5. Vote on motion "Nashville shall be the capital of Tennessee." Outcome uncertain, as it depends on whether supporters of other cities are willing to accept Nashville rather than failing to make a decision at this stage.

| 42% of voters Far-West | 26% of voters Center | 15% of voters Center-East | 17% of voters Far-East |
|---|---|---|---|
| Memphis; Nashville; Chattanooga; Knoxville; | Nashville; Chattanooga; Knoxville; Memphis; | Chattanooga; Knoxville; Nashville; Memphis; | Knoxville; Chattanooga; Nashville; Memphis; |

==Tactical voting and tactical nomination==
Motion and amendment is prone to tactical voting. The result may also depend on the order in which candidates are considered.

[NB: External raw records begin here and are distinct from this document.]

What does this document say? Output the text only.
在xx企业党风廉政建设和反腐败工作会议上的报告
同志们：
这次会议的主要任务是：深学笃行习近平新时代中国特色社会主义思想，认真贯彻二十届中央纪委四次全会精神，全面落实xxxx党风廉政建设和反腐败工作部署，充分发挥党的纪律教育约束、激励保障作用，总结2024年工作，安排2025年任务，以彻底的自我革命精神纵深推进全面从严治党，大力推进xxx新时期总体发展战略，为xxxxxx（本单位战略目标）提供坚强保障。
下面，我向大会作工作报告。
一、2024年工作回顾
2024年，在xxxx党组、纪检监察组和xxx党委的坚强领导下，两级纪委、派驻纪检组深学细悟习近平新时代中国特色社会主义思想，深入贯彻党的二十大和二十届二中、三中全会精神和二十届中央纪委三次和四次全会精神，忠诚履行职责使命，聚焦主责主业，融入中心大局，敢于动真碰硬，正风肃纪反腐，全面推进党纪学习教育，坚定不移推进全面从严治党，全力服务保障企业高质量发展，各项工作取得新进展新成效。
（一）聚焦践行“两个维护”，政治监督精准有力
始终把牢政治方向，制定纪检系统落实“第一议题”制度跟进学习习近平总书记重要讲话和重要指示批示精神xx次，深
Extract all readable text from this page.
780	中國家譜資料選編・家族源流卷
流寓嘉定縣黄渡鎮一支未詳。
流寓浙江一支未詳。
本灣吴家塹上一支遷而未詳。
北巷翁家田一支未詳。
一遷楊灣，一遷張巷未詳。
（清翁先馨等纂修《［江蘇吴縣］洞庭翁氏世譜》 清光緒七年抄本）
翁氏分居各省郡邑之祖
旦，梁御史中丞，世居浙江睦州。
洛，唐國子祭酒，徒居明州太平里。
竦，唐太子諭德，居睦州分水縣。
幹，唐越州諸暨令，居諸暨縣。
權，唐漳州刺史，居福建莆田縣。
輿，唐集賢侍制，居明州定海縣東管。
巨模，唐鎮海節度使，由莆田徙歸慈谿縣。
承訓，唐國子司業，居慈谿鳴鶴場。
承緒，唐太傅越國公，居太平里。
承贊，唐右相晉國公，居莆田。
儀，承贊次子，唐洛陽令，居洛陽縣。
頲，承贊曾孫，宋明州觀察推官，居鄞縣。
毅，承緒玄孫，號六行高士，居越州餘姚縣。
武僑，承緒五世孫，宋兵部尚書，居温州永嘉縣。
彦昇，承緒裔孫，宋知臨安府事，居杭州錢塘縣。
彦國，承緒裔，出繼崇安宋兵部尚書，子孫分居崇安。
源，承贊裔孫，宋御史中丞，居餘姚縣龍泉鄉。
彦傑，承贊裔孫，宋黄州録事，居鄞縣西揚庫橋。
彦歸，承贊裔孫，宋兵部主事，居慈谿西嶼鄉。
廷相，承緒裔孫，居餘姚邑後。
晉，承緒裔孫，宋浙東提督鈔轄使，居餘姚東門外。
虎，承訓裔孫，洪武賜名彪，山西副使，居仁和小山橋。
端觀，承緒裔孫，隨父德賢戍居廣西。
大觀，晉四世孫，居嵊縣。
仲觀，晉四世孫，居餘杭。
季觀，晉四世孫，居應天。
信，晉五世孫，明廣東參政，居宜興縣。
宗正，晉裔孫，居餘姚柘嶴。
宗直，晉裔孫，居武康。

In the example above, if supporters of Knoxville pretended to prefer Memphis over Nashville or Chattanooga, they could enable Knoxville to appear in the final motion. The voting would have been:

1. Motion proposed "Memphis shall be the capital of Tennessee."
2. Amendment proposed "Delete 'Memphis' and insert 'Nashville'." Rejected 59% to 41% so motion remains "Memphis shall be the capital of Tennessee."
3. Amendment proposed "Delete 'Memphis' and insert 'Chattanooga'." Rejected 59% to 41% so motion remains "Memphis shall be the capital of Tennessee."
4. Amendment proposed "Delete 'Memphis' and insert 'Knoxville'." Passed 58% to 42% so motion becomes "Knoxville shall be the capital of Tennessee."
5. Vote on motion "Knoxville shall be the capital of Tennessee." Outcome uncertain.

This particular tactical voting would not work if Knoxville had been nominated before Memphis or Chattanooga.